Here Farmers Weekly take a look at what Brexit may mean for UK farming and how different industries may be affected. Unlike what may have been previously thought there is a change in support payments, and they will not be completely abolished. To see more details about this, take a look below. But whatever the case, from the 1st of January there will be big changes in the Agricultural sector in the UK.
Farm leaders have welcomed the successful conclusion of a post-Brexit trade deal between the UK and the European Union. A long-awaited trade deal – which was announced today – will apply after the Brexit transition period ends on 31 December.
She added: “We have been clear throughout negotiations that maintaining tariff-free access to the EU market is absolutely crucial for our food and farming industry.” “We will now analyse the details of this agreement to ensure it meets the needs of British food and farming.”

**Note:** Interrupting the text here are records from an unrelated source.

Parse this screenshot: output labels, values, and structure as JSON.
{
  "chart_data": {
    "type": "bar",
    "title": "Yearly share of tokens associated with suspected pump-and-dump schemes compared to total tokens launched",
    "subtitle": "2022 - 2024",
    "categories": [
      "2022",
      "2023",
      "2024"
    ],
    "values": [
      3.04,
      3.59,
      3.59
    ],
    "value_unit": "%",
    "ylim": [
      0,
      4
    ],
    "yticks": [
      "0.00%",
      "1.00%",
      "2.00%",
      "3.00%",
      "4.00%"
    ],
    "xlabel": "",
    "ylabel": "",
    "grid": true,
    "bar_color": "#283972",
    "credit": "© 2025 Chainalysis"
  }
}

The tariff-free element will be a particular relief for British sheep producers and other farmers who relied heavily on the EU export market, she said. But was also important for other farmers who produce the safe, traceable and affordable food that underpin more than £14bn of export sales each year to the EU. Even so, Mrs Batters said it is still the case that the UK’s relationship with the EU will fundamentally change on 1 January 2021.
“We do anticipate that there will still be disruption to trade at the border. New checks, paperwork and requirements on traders will add costs and complexity.”

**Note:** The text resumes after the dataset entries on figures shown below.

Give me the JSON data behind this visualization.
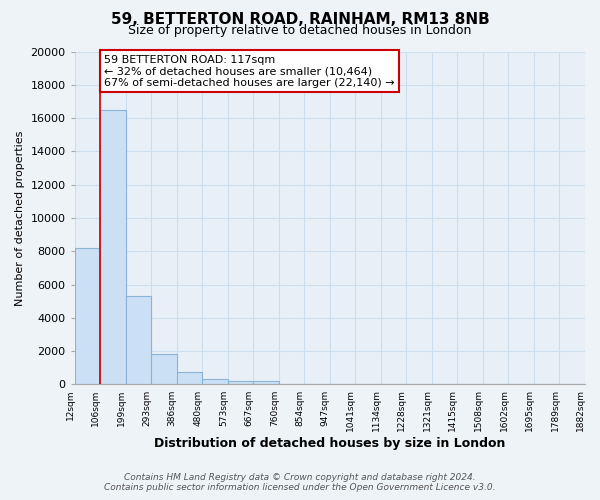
{
  "title": "59, BETTERTON ROAD, RAINHAM, RM13 8NB",
  "subtitle": "Size of property relative to detached houses in London",
  "xlabel": "Distribution of detached houses by size in London",
  "ylabel": "Number of detached properties",
  "bar_values": [
    8200,
    16500,
    5300,
    1800,
    750,
    300,
    200,
    200,
    0,
    0,
    0,
    0,
    0,
    0,
    0,
    0,
    0,
    0,
    0,
    0
  ],
  "bin_labels": [
    "12sqm",
    "106sqm",
    "199sqm",
    "293sqm",
    "386sqm",
    "480sqm",
    "573sqm",
    "667sqm",
    "760sqm",
    "854sqm",
    "947sqm",
    "1041sqm",
    "1134sqm",
    "1228sqm",
    "1321sqm",
    "1415sqm",
    "1508sqm",
    "1602sqm",
    "1695sqm",
    "1789sqm",
    "1882sqm"
  ],
  "bar_color": "#cce0f5",
  "bar_edge_color": "#8ab4d4",
  "vline_color": "#cc0000",
  "vline_x_index": 1,
  "ylim": [
    0,
    20000
  ],
  "yticks": [
    0,
    2000,
    4000,
    6000,
    8000,
    10000,
    12000,
    14000,
    16000,
    18000,
    20000
  ],
  "annotation_title": "59 BETTERTON ROAD: 117sqm",
  "annotation_line1": "← 32% of detached houses are smaller (10,464)",
  "annotation_line2": "67% of semi-detached houses are larger (22,140) →",
  "annotation_box_color": "#ffffff",
  "annotation_box_edge": "#cc0000",
  "footer1": "Contains HM Land Registry data © Crown copyright and database right 2024.",
  "footer2": "Contains public sector information licensed under the Open Government Licence v3.0.",
  "grid_color": "#ccddee",
  "background_color": "#eef3f8",
  "plot_bg_color": "#e8eff7"
}
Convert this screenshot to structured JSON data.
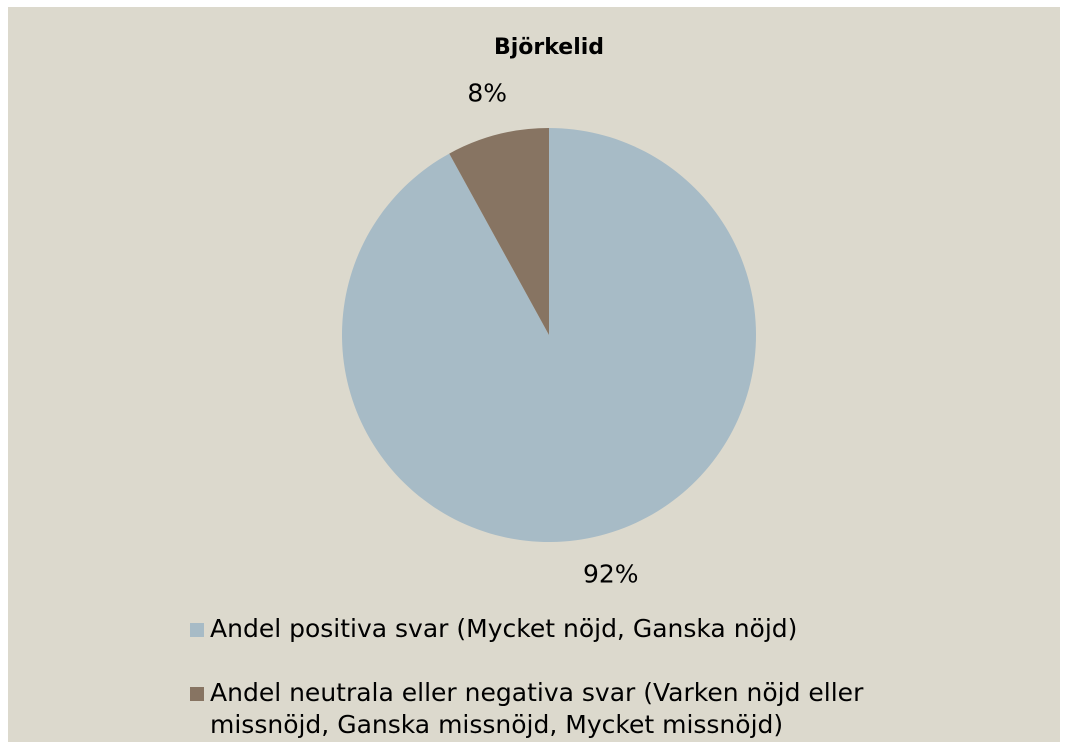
{
  "chart_data": {
    "type": "pie",
    "title": "Björkelid",
    "categories": [
      "Andel positiva svar (Mycket nöjd, Ganska nöjd)",
      "Andel neutrala eller negativa svar (Varken nöjd eller missnöjd, Ganska missnöjd, Mycket missnöjd)"
    ],
    "values": [
      92,
      8
    ],
    "value_labels": [
      "92%",
      "8%"
    ],
    "colors": [
      "#a7bbc6",
      "#877462"
    ]
  }
}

It was vital that the government does all it can now to ensure perishable agricultural goods are not left languishing in queues at the border when the changes take effect. Traders are still facing a huge amount of disruption on the ground, said Mrs Batters.
“I would urge both the UK and EU to now use the basis of this deal to continue talks to manage any disruption we may experience from 1 January.”
Country Land and Business Association president Mark Bridgeman said a no-deal scenario would have likely been catastrophic for a number of farming sectors.
“While we are yet to see full details of the agreement, it seems clear that many farmers and rural business owners will be breathing a sigh of relief – both in the UK and the EU,” he said.
“If this deal includes zero tariffs and zero quotas for agricultural products, European consumers can carry on enjoying world-class British products without any major increase in price.”
But Mr Bridgeman also had a word of warning.
“We have seen this week the importance of keeping trade routes open, particularly between Dover and Calais.
“Trade in perishable food is especially vulnerable to friction at ports.
“It is now hugely important that UK and EU politicians continue to find ways to make trade between our markets as simple and low-friction as possible.”